Colorado Privacy Act Regulations Finalized

Akin Gump Strauss Hauer & Feld LLP

On March 15, 2023, the Colorado Attorney General (AG) finalized its set of regulations implementing the Colorado Privacy Act (CPA) – the Colorado Privacy Act Rules (“Colorado Rules”). The Colorado Rules clarify and expand upon the CPA’s requirements (see here for more information about the CPA), and will enter into effect alongside the CPA on July 1, 2023.

Notably, the Colorado Rules contain numerous obligations that expand upon the CPA and feature illustrative examples and guidance for implementation. Specifically, the Colorado Rules provide for the following:

  • Universal Opt-Out – Similar to California’s California Consumer Privacy Act (CCPA) (as modified by the California Privacy Rights Act, CPRA), Colorado requires controllers to honor opt-out preference signals for consumers to opt-out of the “sale” of their personal data or targeted advertising. The Colorado Rules dictate specific requirements for how these signals must operate, what disclosures controllers need to make and how controllers must respond to them. Additionally, the Colorado Rules specify that the Colorado Department of Law publish a list of mechanisms that meet these requirements by January 1, 2024.
  • Privacy Notices – The CPA requires that controllers provide specified information in an outward facing notice. Though the Colorado Rules do not require a stand-alone Colorado-specific notice, they detail that such privacy notices specify, among other things, which data subject rights are available for Colorado residents, as well as the express purpose for which each category of personal data is used.
  • Loyalty Programs – The Colorado Rules include additional details on how companies operate loyalty programs and for how they may end loyalty benefits for customers who exercise data rights. The Colorado Rules also provide a list of disclosures that controllers must make regarding loyalty programs, along with examples for compliance.
  • Consent Requirements – The Colorado Rules provide detailed requirements for obtaining consumer consent for certain processing activities, including guidance for processing sensitive data or making inferences with non-sensitive data. The Colorado Rules devote a great deal of coverage to dark patterns as well, detailing principles to consider when designing a user interface or choice architecture to obtain consent.
  • Data Protection Assessments – The CPA requires the controllers conduct data protection assessments (DPAs) for processing activities that provide a “heightened risk of harm” for consumers (similar to California and Virginia). The CPA specifies that such activities requiring a DPA include processing sensitive data, selling personal data and processing personal data for purposes of targeted advertising or profiling if the profiling presents certain specified risks. The Colorado Rules also include detailed content requirements for DPAs, such as a description of the core purposes of the processing, how the benefits of processing outweigh the identified risks, as well as the timing of these assessments.

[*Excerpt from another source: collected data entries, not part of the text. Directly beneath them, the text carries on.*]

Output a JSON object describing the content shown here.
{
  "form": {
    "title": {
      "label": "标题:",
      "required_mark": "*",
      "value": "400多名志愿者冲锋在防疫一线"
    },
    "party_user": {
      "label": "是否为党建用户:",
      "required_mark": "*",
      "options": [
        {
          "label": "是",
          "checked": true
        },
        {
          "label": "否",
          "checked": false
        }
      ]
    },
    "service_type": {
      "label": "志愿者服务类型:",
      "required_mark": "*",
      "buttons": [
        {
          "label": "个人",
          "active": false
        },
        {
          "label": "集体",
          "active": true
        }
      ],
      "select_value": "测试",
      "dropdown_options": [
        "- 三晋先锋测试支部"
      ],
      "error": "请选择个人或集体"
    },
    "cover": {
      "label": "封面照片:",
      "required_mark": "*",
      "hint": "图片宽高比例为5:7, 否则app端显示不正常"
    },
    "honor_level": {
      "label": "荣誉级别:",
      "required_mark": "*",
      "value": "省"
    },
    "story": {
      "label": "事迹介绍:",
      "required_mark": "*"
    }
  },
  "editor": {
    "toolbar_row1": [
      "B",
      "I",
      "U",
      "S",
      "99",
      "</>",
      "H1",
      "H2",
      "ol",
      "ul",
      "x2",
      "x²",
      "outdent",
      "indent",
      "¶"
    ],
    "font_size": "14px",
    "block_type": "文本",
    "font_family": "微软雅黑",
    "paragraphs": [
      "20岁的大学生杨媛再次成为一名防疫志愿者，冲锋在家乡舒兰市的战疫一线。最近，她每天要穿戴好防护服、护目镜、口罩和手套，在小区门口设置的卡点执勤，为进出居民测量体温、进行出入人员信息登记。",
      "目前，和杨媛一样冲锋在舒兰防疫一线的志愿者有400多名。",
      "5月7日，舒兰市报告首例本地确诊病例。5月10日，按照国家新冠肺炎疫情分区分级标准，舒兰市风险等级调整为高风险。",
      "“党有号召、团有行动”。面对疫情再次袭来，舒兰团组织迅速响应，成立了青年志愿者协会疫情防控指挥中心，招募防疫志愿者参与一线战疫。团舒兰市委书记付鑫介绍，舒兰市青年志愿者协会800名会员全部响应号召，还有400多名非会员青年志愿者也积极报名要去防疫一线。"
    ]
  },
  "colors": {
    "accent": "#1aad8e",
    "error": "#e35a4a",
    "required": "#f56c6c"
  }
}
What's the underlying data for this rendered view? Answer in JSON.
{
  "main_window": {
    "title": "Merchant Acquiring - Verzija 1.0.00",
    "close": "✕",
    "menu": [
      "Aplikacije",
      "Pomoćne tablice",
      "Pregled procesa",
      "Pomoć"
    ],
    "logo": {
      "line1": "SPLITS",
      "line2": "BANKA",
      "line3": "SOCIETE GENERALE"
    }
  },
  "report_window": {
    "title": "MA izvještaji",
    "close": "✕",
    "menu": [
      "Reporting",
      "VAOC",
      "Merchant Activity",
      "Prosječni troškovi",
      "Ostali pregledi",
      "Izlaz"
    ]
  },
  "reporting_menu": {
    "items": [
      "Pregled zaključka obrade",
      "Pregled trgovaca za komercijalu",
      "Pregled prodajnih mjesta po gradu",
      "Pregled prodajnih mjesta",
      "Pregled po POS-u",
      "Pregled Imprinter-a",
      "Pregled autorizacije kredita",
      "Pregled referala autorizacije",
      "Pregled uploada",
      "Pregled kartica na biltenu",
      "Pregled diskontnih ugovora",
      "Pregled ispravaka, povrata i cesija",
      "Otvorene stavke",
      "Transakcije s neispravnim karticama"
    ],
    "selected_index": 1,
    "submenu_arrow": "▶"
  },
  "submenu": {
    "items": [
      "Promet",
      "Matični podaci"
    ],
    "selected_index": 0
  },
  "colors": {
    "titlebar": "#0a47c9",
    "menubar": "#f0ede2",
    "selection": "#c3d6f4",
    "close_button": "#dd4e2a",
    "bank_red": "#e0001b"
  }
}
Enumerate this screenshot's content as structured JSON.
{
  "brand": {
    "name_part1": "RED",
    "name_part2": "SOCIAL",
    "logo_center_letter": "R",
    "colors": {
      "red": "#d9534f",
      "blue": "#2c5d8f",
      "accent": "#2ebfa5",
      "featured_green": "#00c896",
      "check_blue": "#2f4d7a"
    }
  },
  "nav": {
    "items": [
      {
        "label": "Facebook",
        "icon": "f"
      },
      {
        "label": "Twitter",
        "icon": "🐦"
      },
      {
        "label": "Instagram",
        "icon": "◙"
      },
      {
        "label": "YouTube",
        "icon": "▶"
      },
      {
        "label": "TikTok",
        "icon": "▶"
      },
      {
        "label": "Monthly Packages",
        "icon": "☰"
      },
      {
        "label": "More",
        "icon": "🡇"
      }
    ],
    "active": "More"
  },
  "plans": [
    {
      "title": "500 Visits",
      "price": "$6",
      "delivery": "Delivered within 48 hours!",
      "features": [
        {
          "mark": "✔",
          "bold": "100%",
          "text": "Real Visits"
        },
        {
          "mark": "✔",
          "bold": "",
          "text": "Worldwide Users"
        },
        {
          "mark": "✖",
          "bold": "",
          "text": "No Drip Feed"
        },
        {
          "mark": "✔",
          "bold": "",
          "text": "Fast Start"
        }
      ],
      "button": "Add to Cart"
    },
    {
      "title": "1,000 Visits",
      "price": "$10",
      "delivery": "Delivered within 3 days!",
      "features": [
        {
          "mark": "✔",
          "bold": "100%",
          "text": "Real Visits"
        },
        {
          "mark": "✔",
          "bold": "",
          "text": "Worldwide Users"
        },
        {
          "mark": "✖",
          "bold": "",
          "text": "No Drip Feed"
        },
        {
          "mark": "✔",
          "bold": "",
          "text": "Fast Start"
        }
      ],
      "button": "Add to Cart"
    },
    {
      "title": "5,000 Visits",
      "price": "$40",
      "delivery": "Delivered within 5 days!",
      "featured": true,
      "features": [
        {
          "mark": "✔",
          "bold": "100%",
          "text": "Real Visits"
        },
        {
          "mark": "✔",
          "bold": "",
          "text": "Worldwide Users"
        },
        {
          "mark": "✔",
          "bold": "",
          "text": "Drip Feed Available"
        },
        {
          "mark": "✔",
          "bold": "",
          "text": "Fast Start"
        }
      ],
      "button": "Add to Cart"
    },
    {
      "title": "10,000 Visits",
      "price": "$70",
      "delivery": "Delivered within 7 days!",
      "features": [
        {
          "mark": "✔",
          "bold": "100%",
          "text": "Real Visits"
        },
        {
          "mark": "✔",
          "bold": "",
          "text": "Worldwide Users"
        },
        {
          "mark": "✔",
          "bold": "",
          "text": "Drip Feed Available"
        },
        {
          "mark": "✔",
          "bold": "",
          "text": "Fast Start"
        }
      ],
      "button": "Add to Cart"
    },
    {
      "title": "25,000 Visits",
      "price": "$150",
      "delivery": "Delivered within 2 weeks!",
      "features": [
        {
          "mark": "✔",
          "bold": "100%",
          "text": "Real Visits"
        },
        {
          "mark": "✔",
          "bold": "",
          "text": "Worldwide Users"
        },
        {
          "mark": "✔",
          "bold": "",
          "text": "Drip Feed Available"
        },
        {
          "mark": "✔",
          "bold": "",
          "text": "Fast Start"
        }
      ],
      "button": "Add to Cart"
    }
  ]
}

While similar in scope to the recently approved CPRA regulations, the Colorado Rules diverge in some key ways. For instance, unlike the Colorado Rules, the CPRA regulations include provisions on enforcement and third party processing, while the Colorado Rules include sections on data protection assessments and profiling that the CPRA regulations do not feature. It is also important to keep in mind that the CPA, and therefore the Colorado Rules, also apply to nonprofits, unlike all other state privacy laws.

Companies should begin familiarizing themselves with the Colorado Rules, and prepare to update their compliance programs accordingly.

DISCLAIMER: Because of the generality of this update, the information provided herein may not be applicable in all situations and should not be acted upon without specific legal advice based on particular situations.